Many non-technical authors think of Kasparov losing to Big Blue as a major milestone in AI, but that was largely due arriving at a point in time that Moore’s Law delivered enough computing beef to “solve” an exponentially complex game like chess. A more meaningful threshold would be when insight can be computed. For example, could a computer propose an algorithm with the simple elegance of Quicksort?
“Running with the machines” is a temporary strategy at best. That is simply the halfway house between humans doing something and it being fully automated. A more accurate phrase would be “run by the machines”, because cheap human labor is crowdsourced for the kinds of problems that are just barely outside a computer’s (current) reach.
I see two strategies for staying ahead of automation:
The first is to be the one doing the automation. In other words, to be a programmer. (Massive disclaimer: of course I would say that, being a programmer.) More bluntly, be the hunter instead of the hunted. The problem is that not everybody is able or willing to do that.
The second strategy is to be a doctor of machines. Large computing systems show organic behavior, and tending to them often requires the same mindset and behaviors as a doctor diagnosing and tending to patients. I like to draw an analogy to cities. A (relatively) small number of people initially construct the infrastructure (pipes, wires, roads), but a much larger number of people maintain them continuously.
We will have interesting lives.
More on fat vs thin clients
Ex-Googler Amit Patel made an insightful comment on my post about fat and thin clients that I totally agree with, and so I’m just going to reproduce it here in full:
1 - Net connectivity does not necessarily mean “thin client”. I can use net connectivity for data and still do a lot of processing on the client.
2 - The server/client power ratio doesn’t matter unless I’m actually trying to solve those large problems.
3 - There are some problems that need large machines and there are also some problems that could fit on either side. We’re not trying to figure out whether web search is going to be running on the phone. The real question is where the small things run.

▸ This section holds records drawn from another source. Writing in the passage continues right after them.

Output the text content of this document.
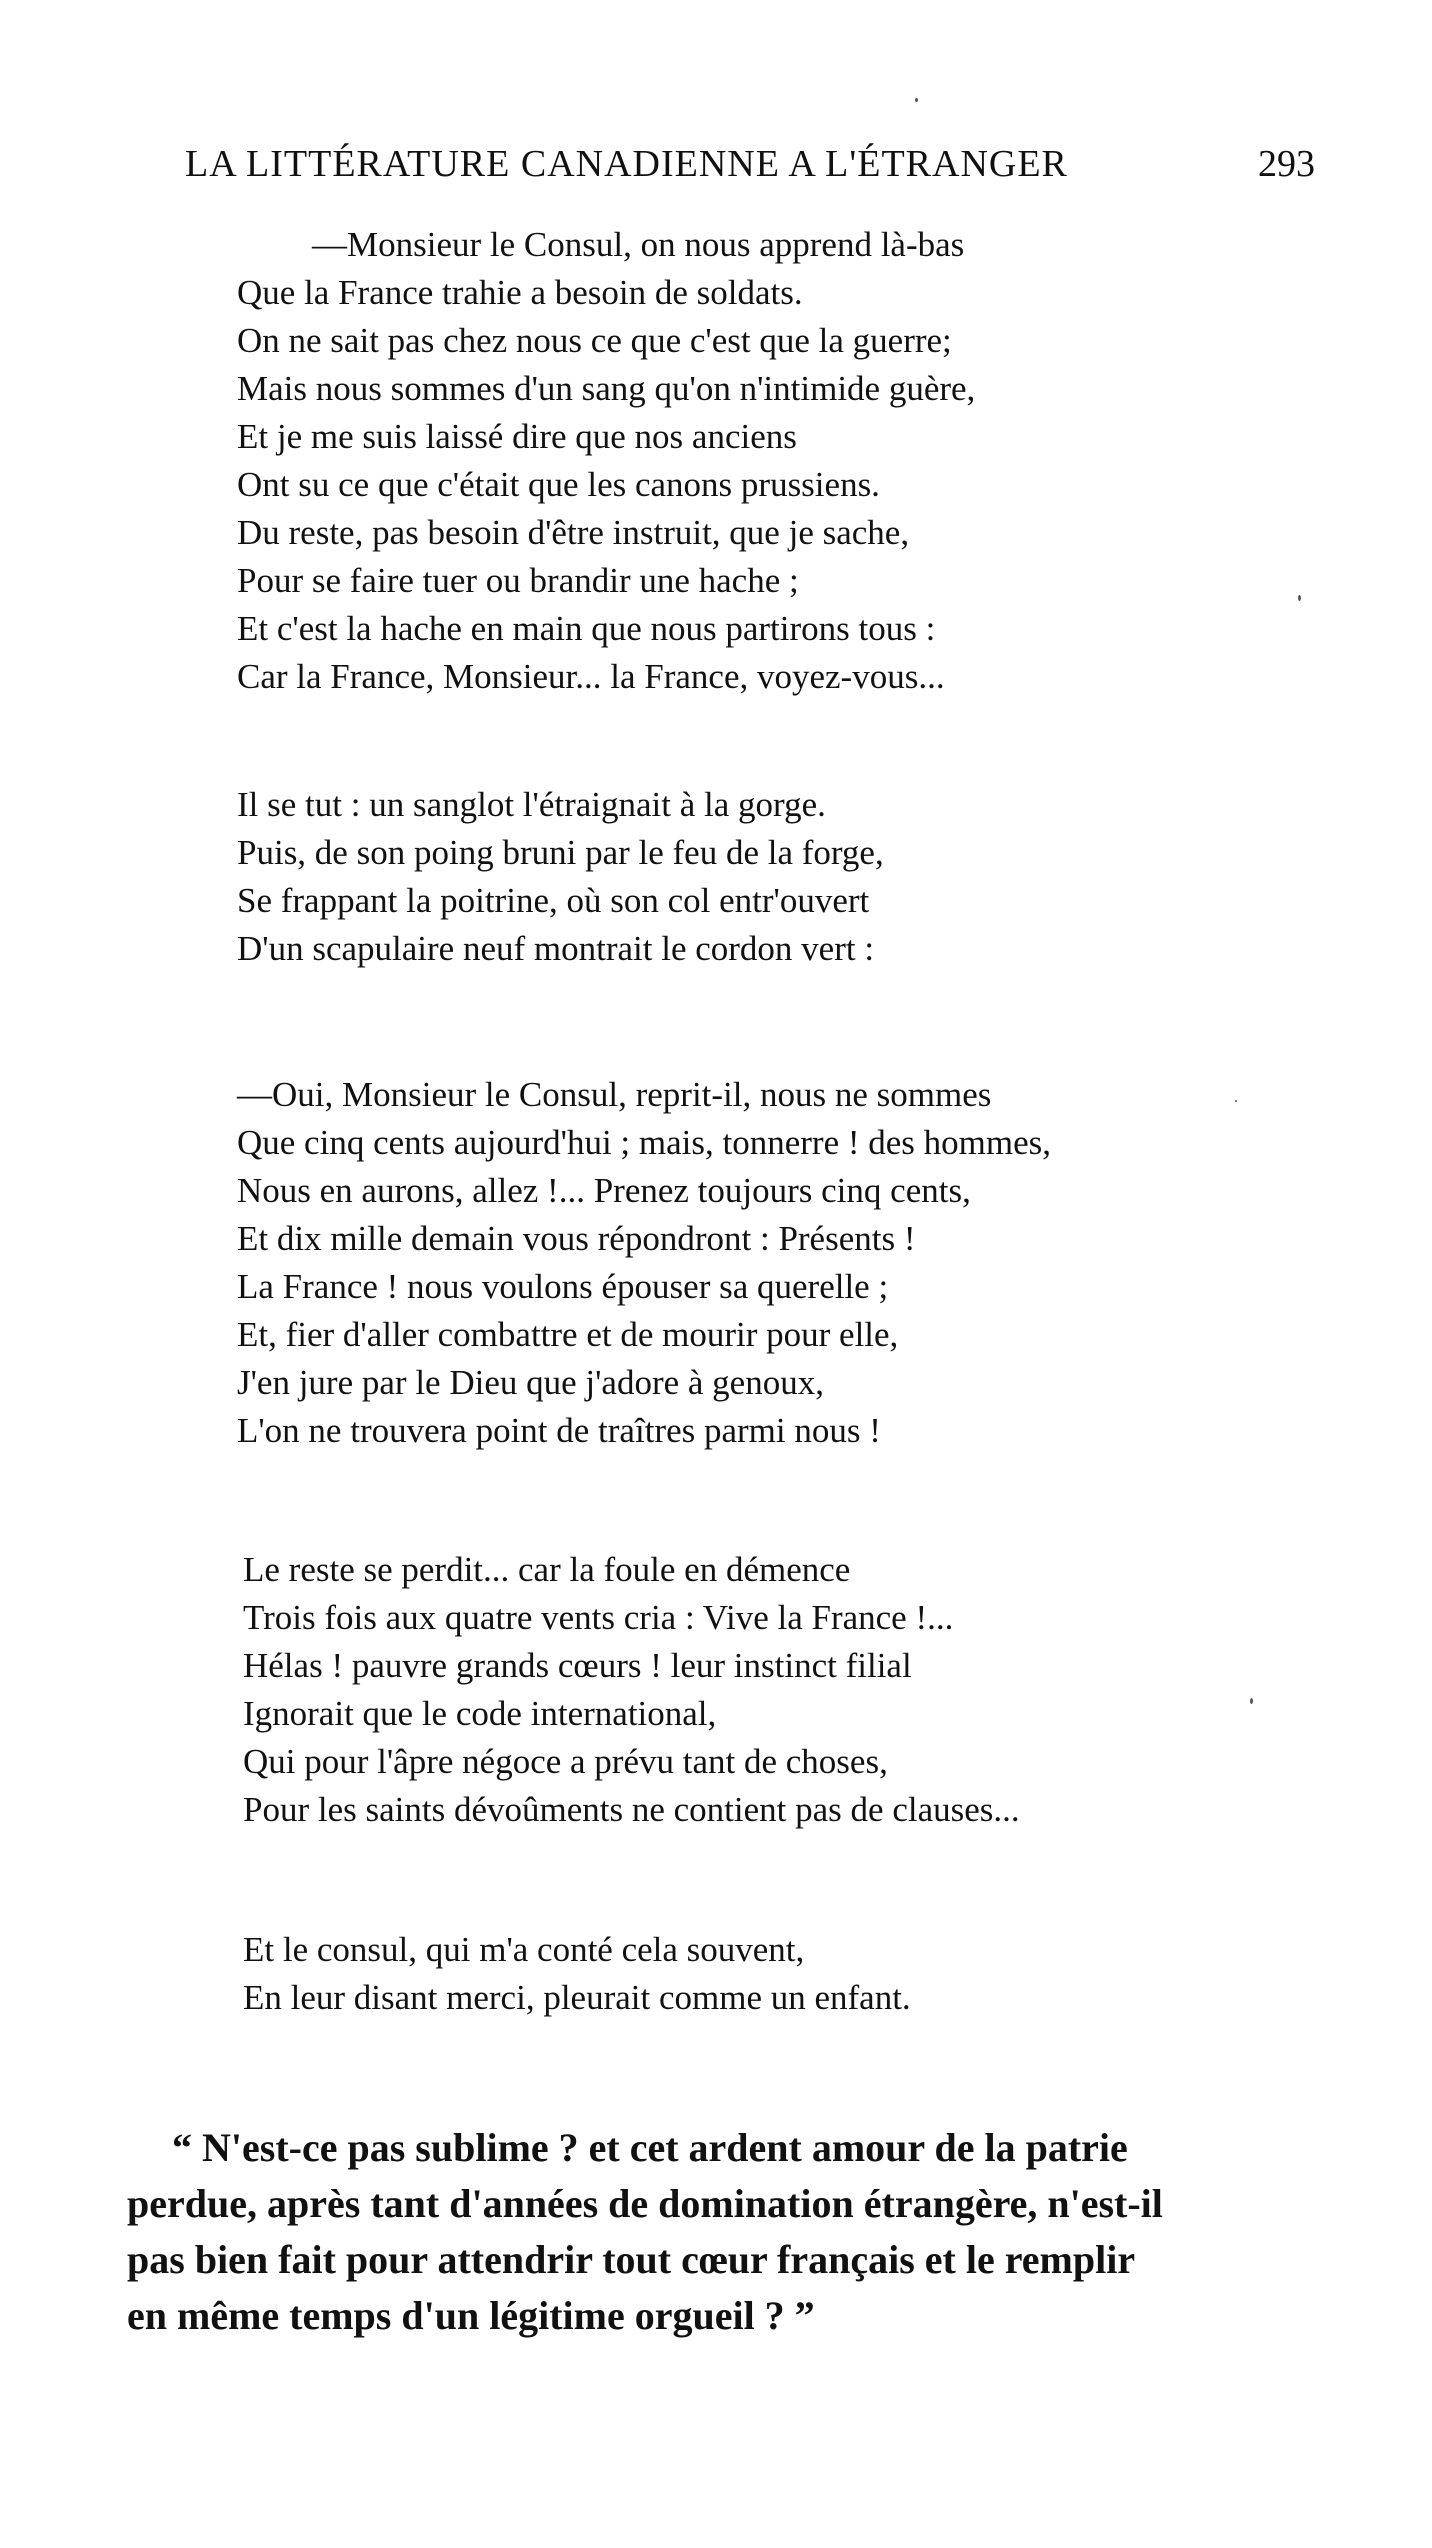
LA LITTÉRATURE CANADIENNE A L'ÉTRANGER	293
—Monsieur le Consul, on nous apprend là-bas
Que la France trahie a besoin de soldats.
On ne sait pas chez nous ce que c'est que la guerre;
Mais nous sommes d'un sang qu'on n'intimide guère,
Et je me suis laissé dire que nos anciens
Ont su ce que c'était que les canons prussiens.
Du reste, pas besoin d'être instruit, que je sache,
Pour se faire tuer ou brandir une hache ;
Et c'est la hache en main que nous partirons tous :
Car la France, Monsieur... la France, voyez-vous...
Il se tut : un sanglot l'étraignait à la gorge.
Puis, de son poing bruni par le feu de la forge,
Se frappant la poitrine, où son col entr'ouvert
D'un scapulaire neuf montrait le cordon vert :
—Oui, Monsieur le Consul, reprit-il, nous ne sommes
Que cinq cents aujourd'hui ; mais, tonnerre ! des hommes,
Nous en aurons, allez !... Prenez toujours cinq cents,
Et dix mille demain vous répondront : Présents !
La France ! nous voulons épouser sa querelle ;
Et, fier d'aller combattre et de mourir pour elle,
J'en jure par le Dieu que j'adore à genoux,
L'on ne trouvera point de traîtres parmi nous !
Le reste se perdit... car la foule en démence
Trois fois aux quatre vents cria : Vive la France !...
Hélas ! pauvre grands cœurs ! leur instinct filial
Ignorait que le code international,
Qui pour l'âpre négoce a prévu tant de choses,
Pour les saints dévoûments ne contient pas de clauses...
Et le consul, qui m'a conté cela souvent,
En leur disant merci, pleurait comme un enfant.

“ N'est-ce pas sublime ? et cet ardent amour de la patrie
perdue, après tant d'années de domination étrangère, n'est-il
pas bien fait pour attendrir tout cœur français et le remplir
en même temps d'un légitime orgueil ? ”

4 - I do use my phone and tablet when I don’t have net connectivity. They are not bricks (maybe this is different in Androidland). Most of the things I do aren’t big problems. Even some previously big problems that only fit on a big computer now fit on my phone (like maps).
5 - Bandwidth and storage keeps getting better. Latency and availability aren’t improving much. Bandwidth and storage makes the “sync all my data among all my devices” model work for a larger and larger subset of my data. My data is not growing as quickly as storage, so I can see all my data fitting on my phone within a decade.
For any given problem, do I ever want to give up low latency and high availability to have it run on the server instead of my client? Generally, not unless it’s a much better experience to compensate for the slowness and unavailability. For most everything I do (text editing, word processing, photo processing, web browsing, games, email, social networking), it’s hard to justify.
Unfortunately most of today’s client apps are based on the old model assuming no networking. You email files around if you want to share. I think we can do much better by using synchronization among multiple clients as a fundamental building block. Data and compute stay local but when you have connectivity you synchronize with other places the data is stored. Google Wave was a stab at this. OneNote too, I think. Git does this for programming. DropBox is built on this model but it handles only simple synchronization at the moment. They have the potential to build infrastructure for apps to synchronize in a more structured way (like Wave), but I don’t know if they’re planning to do this.